Le trinquet est un établissement couvert et fermé. L’aire de jeu est une salle rectangulaire délimitée par quatre murs, un sol et un plafond. Les dimensions peuvent varier d’un trinquet à un autre, même si les plus récents sont normés par la FFPB2 (le trinquet Saint-André à Bayonne, qui est un ancien jeu de paume, est plus petit que la moyenne). La surface au sol, ou cancha, est cimentée et mesure en moyenne 28,50 mètres de long sur 9,30 mètres de large.
Le mur de face (ou frontis) mesure 8,50 mètres de haut et sur 9,30 mètres de large. Sur ce mur une raie métallique horizontale est positionnée à 80 centimètres au-dessus du sol ; à main nue ou à pala gomme pleine, la pelote doit toucher le mur au-dessus de cette ligne sinon elle est fausse et le point va à l’autre équipe, mais elle n’est pas prise en compte dans le jeu de pasaka.
À la jonction du mur de face et du mur de droite se trouve un chanfrein, de 33 centimètres de large, appelé "pan coupé" (ou parfois "izkin-motza" en euskara).
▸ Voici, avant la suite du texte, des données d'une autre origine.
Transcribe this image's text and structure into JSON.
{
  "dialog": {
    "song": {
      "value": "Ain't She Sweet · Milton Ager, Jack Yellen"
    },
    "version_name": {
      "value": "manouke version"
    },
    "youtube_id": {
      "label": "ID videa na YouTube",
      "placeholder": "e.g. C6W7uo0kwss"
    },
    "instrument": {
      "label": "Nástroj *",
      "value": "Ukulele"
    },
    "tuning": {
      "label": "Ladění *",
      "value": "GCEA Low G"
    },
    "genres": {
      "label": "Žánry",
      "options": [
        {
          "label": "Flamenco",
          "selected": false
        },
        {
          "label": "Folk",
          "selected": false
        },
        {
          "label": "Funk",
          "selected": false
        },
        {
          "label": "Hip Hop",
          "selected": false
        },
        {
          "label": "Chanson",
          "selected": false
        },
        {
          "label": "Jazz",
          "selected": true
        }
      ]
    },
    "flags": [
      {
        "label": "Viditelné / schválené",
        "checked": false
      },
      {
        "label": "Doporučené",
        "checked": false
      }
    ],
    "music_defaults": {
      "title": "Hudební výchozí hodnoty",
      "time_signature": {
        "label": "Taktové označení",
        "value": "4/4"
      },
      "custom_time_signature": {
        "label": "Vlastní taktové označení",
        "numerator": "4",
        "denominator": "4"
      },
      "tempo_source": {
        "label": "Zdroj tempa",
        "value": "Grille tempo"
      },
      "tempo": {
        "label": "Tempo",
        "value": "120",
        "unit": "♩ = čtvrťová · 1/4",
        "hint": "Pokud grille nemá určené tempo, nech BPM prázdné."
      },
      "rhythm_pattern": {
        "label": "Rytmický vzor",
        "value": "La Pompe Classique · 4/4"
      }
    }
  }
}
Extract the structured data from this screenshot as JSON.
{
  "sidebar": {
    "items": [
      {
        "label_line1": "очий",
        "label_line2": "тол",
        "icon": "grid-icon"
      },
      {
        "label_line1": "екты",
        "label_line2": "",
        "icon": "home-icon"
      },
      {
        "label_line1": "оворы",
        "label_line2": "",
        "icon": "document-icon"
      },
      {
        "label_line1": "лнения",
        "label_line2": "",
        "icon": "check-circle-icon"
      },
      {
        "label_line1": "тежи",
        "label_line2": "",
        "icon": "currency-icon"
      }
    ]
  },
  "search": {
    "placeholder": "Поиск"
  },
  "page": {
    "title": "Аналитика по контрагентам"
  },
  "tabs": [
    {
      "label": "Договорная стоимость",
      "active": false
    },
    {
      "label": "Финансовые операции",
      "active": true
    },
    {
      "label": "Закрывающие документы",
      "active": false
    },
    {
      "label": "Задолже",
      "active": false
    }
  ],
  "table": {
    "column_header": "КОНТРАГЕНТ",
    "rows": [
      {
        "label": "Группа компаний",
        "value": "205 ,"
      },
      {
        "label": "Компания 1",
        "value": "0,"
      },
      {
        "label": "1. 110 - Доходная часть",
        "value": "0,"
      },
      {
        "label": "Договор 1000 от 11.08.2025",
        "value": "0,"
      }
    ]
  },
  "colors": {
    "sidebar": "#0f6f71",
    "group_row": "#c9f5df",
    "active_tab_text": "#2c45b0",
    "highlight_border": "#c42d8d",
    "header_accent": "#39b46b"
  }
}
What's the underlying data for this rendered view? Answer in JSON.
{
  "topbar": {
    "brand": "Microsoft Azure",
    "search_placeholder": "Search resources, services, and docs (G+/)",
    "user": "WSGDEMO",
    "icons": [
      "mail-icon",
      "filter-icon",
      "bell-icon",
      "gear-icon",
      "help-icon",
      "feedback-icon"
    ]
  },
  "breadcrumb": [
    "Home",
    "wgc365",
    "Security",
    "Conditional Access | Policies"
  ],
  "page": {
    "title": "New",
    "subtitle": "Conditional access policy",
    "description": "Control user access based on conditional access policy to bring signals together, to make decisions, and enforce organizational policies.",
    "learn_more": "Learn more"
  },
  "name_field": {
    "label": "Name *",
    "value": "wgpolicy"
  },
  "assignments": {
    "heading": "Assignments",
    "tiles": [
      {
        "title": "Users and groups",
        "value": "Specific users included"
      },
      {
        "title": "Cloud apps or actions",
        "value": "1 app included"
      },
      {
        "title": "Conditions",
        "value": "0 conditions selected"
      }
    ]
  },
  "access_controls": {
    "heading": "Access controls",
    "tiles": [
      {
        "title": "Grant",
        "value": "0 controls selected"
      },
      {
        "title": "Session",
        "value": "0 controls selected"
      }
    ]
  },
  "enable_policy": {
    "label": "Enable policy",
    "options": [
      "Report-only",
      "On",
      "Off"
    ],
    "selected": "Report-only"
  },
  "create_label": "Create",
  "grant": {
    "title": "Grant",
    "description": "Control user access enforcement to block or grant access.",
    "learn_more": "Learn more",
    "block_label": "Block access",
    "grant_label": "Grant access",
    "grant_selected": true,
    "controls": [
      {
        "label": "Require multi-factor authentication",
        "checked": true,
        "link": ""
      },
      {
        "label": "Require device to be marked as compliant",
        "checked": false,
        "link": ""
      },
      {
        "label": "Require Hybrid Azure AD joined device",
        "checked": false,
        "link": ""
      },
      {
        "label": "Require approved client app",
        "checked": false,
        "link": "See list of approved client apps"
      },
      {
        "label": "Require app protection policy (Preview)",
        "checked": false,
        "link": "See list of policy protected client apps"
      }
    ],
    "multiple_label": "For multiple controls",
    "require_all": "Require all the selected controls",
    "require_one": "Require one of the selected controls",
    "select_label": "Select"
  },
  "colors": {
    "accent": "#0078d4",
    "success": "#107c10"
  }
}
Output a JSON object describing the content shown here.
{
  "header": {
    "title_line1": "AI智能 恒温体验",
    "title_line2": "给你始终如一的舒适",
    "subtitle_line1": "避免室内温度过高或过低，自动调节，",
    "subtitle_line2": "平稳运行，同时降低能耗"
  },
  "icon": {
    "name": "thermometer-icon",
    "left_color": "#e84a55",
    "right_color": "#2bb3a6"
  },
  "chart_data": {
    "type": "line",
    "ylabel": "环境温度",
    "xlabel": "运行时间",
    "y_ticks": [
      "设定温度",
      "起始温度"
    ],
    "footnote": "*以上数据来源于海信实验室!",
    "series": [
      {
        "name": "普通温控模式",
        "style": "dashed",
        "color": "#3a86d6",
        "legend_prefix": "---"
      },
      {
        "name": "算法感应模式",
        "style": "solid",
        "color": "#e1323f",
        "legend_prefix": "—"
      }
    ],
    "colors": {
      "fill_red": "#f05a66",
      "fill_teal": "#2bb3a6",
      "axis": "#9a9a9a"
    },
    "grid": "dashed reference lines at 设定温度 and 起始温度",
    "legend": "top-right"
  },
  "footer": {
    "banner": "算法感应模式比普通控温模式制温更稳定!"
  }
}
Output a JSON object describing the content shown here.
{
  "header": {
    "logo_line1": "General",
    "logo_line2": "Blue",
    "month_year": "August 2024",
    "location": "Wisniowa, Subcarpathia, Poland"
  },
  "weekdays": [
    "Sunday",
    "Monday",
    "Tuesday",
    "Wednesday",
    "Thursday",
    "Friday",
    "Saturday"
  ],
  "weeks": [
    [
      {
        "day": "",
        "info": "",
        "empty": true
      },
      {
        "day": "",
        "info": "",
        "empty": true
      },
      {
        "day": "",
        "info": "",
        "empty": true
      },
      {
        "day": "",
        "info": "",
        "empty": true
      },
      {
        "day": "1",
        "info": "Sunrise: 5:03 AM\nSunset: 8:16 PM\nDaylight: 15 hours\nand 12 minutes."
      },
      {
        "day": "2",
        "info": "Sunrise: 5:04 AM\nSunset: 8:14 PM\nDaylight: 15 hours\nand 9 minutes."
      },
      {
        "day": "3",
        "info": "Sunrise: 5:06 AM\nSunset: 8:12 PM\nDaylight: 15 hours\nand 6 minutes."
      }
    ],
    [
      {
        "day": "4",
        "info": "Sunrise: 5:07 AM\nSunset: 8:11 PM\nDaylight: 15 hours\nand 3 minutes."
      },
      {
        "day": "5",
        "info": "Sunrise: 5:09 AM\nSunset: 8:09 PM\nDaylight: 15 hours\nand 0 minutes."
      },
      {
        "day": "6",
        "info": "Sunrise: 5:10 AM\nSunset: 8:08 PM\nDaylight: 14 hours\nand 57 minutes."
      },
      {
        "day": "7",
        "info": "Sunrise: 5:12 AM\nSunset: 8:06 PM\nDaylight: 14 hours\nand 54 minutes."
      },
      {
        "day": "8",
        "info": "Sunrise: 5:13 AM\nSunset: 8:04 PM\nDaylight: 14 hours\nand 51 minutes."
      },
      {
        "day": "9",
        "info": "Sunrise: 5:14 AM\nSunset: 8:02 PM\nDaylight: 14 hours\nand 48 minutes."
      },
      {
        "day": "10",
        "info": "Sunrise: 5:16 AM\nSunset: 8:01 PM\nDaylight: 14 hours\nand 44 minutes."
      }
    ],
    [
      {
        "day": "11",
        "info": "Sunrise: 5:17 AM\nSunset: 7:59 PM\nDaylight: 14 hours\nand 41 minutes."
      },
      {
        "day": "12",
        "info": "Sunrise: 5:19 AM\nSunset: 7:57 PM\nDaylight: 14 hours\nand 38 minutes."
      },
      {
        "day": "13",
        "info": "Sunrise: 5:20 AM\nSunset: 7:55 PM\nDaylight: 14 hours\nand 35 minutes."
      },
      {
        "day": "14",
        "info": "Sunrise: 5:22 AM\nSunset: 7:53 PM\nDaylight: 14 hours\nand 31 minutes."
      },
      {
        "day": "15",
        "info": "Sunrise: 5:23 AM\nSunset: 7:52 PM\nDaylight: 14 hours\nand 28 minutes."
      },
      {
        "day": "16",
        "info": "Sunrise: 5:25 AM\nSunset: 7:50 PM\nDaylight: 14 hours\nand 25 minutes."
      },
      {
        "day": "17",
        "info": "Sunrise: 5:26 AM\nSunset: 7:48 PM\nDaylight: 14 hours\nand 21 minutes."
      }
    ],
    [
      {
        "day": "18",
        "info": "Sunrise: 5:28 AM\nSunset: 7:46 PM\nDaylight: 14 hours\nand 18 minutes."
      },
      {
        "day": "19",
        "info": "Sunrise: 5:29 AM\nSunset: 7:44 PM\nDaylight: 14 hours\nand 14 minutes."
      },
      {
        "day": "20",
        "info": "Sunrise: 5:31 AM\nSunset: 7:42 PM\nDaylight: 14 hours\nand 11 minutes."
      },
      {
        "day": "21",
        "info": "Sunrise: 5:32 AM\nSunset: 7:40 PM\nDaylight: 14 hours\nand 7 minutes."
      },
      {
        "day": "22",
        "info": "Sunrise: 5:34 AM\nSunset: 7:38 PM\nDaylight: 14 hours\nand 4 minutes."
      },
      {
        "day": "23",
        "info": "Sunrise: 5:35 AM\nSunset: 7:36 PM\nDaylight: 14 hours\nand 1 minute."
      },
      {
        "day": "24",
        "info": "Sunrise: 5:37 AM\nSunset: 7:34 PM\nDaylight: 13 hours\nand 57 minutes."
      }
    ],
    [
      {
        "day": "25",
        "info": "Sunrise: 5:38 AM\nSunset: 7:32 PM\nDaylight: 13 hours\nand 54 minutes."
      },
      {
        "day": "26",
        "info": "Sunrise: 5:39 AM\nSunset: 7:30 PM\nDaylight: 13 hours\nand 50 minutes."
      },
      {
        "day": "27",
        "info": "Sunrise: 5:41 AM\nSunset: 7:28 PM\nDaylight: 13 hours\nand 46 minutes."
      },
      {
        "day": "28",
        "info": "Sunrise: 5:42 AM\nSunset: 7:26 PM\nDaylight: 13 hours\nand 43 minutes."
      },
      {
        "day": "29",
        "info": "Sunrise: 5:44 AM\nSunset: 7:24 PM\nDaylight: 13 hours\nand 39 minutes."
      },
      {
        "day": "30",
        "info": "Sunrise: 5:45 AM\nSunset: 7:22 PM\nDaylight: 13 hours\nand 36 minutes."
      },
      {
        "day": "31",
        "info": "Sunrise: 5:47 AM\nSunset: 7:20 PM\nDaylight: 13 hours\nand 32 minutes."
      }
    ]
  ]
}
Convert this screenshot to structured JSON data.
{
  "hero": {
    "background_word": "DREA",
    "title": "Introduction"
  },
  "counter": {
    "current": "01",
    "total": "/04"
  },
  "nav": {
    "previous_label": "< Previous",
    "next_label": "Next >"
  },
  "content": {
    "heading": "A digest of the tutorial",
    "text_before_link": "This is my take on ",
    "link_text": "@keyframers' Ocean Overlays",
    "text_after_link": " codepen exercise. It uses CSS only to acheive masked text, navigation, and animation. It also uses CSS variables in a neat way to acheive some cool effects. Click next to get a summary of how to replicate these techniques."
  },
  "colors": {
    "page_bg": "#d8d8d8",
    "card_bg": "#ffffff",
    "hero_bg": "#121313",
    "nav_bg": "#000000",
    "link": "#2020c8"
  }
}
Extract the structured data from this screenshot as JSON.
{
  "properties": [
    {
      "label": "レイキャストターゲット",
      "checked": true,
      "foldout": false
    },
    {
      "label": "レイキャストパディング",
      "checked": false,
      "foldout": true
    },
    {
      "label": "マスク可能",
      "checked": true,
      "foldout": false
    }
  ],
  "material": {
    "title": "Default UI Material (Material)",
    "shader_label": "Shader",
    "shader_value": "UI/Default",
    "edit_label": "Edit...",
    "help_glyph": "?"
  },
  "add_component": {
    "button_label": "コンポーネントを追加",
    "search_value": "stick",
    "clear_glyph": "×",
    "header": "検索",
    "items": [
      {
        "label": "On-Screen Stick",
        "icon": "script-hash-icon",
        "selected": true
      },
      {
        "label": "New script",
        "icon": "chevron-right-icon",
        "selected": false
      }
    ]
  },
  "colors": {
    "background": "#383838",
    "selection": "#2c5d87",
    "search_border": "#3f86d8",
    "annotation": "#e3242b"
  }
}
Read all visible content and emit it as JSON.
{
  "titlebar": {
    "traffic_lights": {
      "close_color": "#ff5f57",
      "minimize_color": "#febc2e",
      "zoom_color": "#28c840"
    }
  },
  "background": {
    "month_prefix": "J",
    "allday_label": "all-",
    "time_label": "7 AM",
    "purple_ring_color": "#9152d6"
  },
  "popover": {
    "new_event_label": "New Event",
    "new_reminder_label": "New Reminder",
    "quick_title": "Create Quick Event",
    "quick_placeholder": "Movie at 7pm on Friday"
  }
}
A l’angle de la raie métallique et du pan coupé se trouve le xilo3, un trou dans le mur, de forme carrée, dont le fond (30 centimètres) est plus étroit que l’entrée (60 centimètres). Pan coupé et xilo sont appelés des "chicanes" car ils dévient la trajectoire de la pelote de manière imprévisible.
Les murs de droite, du fond et de gauche mesurent 5,50 mètres de haut. Ils sont surmontés (sauf exceptions) d’une galerie (ou deux) pour accueillir le public.
Une galerie couverte d’un toit incliné en bois, le"tambour", est accolée sur toute la longueur du mur de gauche et du mur du fond. Ces galeries sont partiellement ouvertes sur l’aire de jeu et les spectateurs y sont protégés par un filet. Le toit mesure normalement 1,30 mètre de large et est incliné selon une pente de 27% de sorte qu’il se trouve à 1,90 mètre de haut au plus bas.
Des trinquets dont une à trois parois sont en verre (jamais le frontis) ont été construits afin d’augmenter le nombre de places pour le public et faciliter la retransmission télévisuelle. Généralement, on évite de jouer dans les trinquets aux parois de verre car ce matériau ralentit la pelote de pasaka (contrairement aux pelotes contenant du latex, par exemple de main nue). Il s’y joue tout de même occasionnellement des parties de phases finales (à Saint-Pée-sur-Nivelle) ou de démonstrations (au Trinquet Moderne à Bayonne).
Pour jouer au pasaka, un filet (xarea) d’une hauteur de 1,20 mètre est temporairement installé dans la largeur du trinquet. Il sépare la cancha en deux camps égaux : le camp qui occupe l'espace situé entre le filet central et le frontis s’appelle camp "du refil" ou camp "de rebot", tandis que l'autre camp se nomme camp "du fond" ou camp "buteur".

Les règles du jeu

Au pasaka deux équipes de deux pelotaris4 s’affrontent dans un trinquet où un filet tendu marque la limite entre les deux camps. Chaque joueur porte un gant de cuir court (pesant entre 800 à 900 grammes)5 pour renvoyer une pelote de chiffon (ou de laine) recouverte de cuir (de 225 à 245 grammes). Elle doit être renvoyée en coup glissé (xirrixt) et peut toucher tous les murs sauf au but (ou engagement).

Compter les points

C’est le juge qui annonce le score. Les points se comptent "kintze", "trente", "kuante6", "joko" ("quinze", "trente", "quarante", "jeu") et une partie se joue en treize jeux. Pour gagner un jeu il faut au moins deux points d’écart, ainsi lorsque le score est de 40 à 30 et que la deuxième équipe marque un point, le score redescend immédiatement à 30 partout.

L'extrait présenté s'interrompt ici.